La atención dental de urgencia y los medicamentos de dispensación hospitalaria son otros dos capítulos que suelen quedar fuera de las coberturas básicas y que conviene revisar con detenimiento antes de firmar. 

Contratar un seguro adecuado debería formar parte de cualquier planificación seria del Mundial FIFA 2026.

 

Cómo preparar tu salud para el Mundial FIFA 2026

La medicina del viajero tiene una máxima que vale para cualquier gran desplazamiento: la mejor preparación es la que no se nota. La que permite estar en la grada, cantar, celebrar, compartir, sin pensar en ningún momento que debería haberse hecho algo distinto antes de salir. 

Para viajar al Mundial 2026 con esa tranquilidad, hay algunos pasos concretos que conviene dar con antelación. Una consulta de medicina del viajero entre cuatro y seis semanas antes de la salida permite revisar el calendario vacunal, valorar si se necesita profilaxis antipalúdica —en algunas zonas rurales de México puede ser pertinente—, obtener las prescripciones necesarias y recibir recomendaciones personalizadas según el itinerario exacto. 

El botiquín de viaje merece la misma planificación que el itinerario de partidos. Analgésicos y antipiréticos, antidiarreicos, suero de rehidratación oral, protector solar de alta protección, repelente de insectos y un termómetro son elementos básicos que en el contexto de este torneo pueden ser difíciles de conseguir —o significativamente más caros— en destino. Si hay medicación crónica, viajar con stock suficiente para todo el viaje más unos días de margen es una regla sin excepciones. 

Si durante el viaje también tienes pensado descubrir la gastronomía mexicana, merece la pena conocer unas recomendaciones muy sencillas para disfrutar de los mercados y puestos tradicionales con seguridad. Hemos preparado una guía específica sobre cómo disfrutar de la comida callejera en México sin que una diarrea del viajero arruine tus vacaciones.

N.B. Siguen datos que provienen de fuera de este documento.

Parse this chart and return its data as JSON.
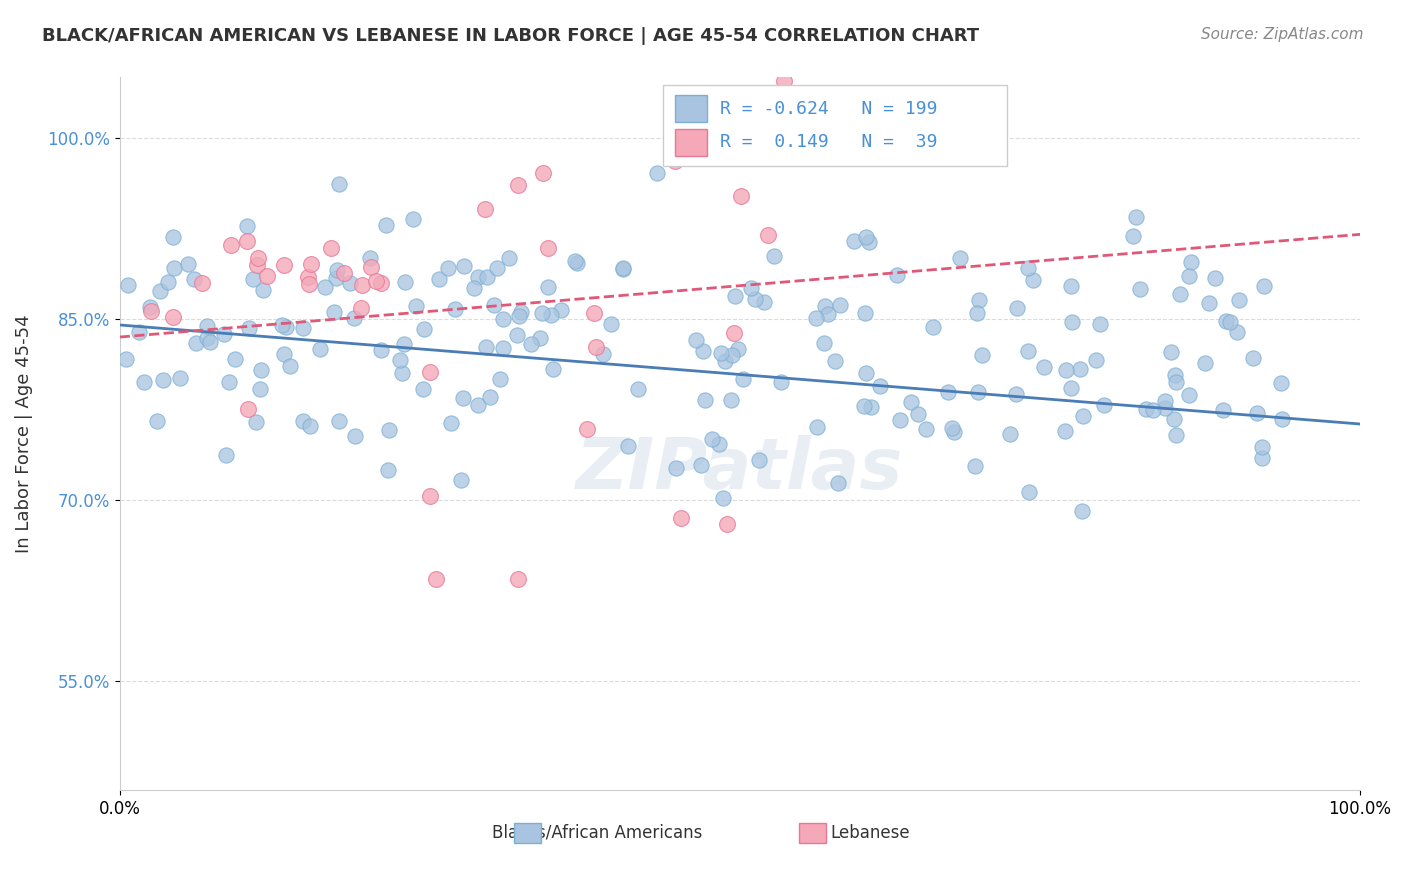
{
  "title": "BLACK/AFRICAN AMERICAN VS LEBANESE IN LABOR FORCE | AGE 45-54 CORRELATION CHART",
  "source": "Source: ZipAtlas.com",
  "ylabel": "In Labor Force | Age 45-54",
  "watermark": "ZIPatlas",
  "xlim": [
    0.0,
    1.0
  ],
  "ylim": [
    0.46,
    1.05
  ],
  "yticks": [
    0.55,
    0.7,
    0.85,
    1.0
  ],
  "ytick_labels": [
    "55.0%",
    "70.0%",
    "85.0%",
    "100.0%"
  ],
  "xticks": [
    0.0,
    1.0
  ],
  "xtick_labels": [
    "0.0%",
    "100.0%"
  ],
  "legend_R_blue": "-0.624",
  "legend_N_blue": "199",
  "legend_R_pink": "0.149",
  "legend_N_pink": "39",
  "blue_color": "#a8c4e0",
  "blue_edge": "#7bafd4",
  "pink_color": "#f4a8b8",
  "pink_edge": "#e87898",
  "blue_line_color": "#4a7cb5",
  "pink_line_color": "#e05878",
  "background_color": "#ffffff",
  "grid_color": "#cccccc",
  "title_color": "#333333",
  "blue_R": -0.624,
  "blue_N": 199,
  "pink_R": 0.149,
  "pink_N": 39,
  "blue_intercept": 0.845,
  "blue_slope": -0.082,
  "pink_intercept": 0.835,
  "pink_slope": 0.085
}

Y luego está el descanso. No el descanso que se planifica y se cancela porque hay un partido más, otra cerveza, otra oportunidad de vivir algo que no volverá. El descanso real, el que el cuerpo necesita para responder bien cuando se le exige atravesar océanos, cambiar de horario, aguantar el calor y mantenerse alerta durante semanas. Ese descanso también forma parte de la preparación. 

 

Porque al final, lo que uno quiere llevarse de un Mundial FIFA 2026 no es una factura médica ni el recuerdo de haberse perdido el partido más importante por una gastroenteritis mal gestionada. Lo que uno quiere llevarse es exactamente lo que lleva años imaginando: ese momento en que el balón entra en la red, el estadio explota, y tú estás ahí. Presente. Sano. Y completamente vivo.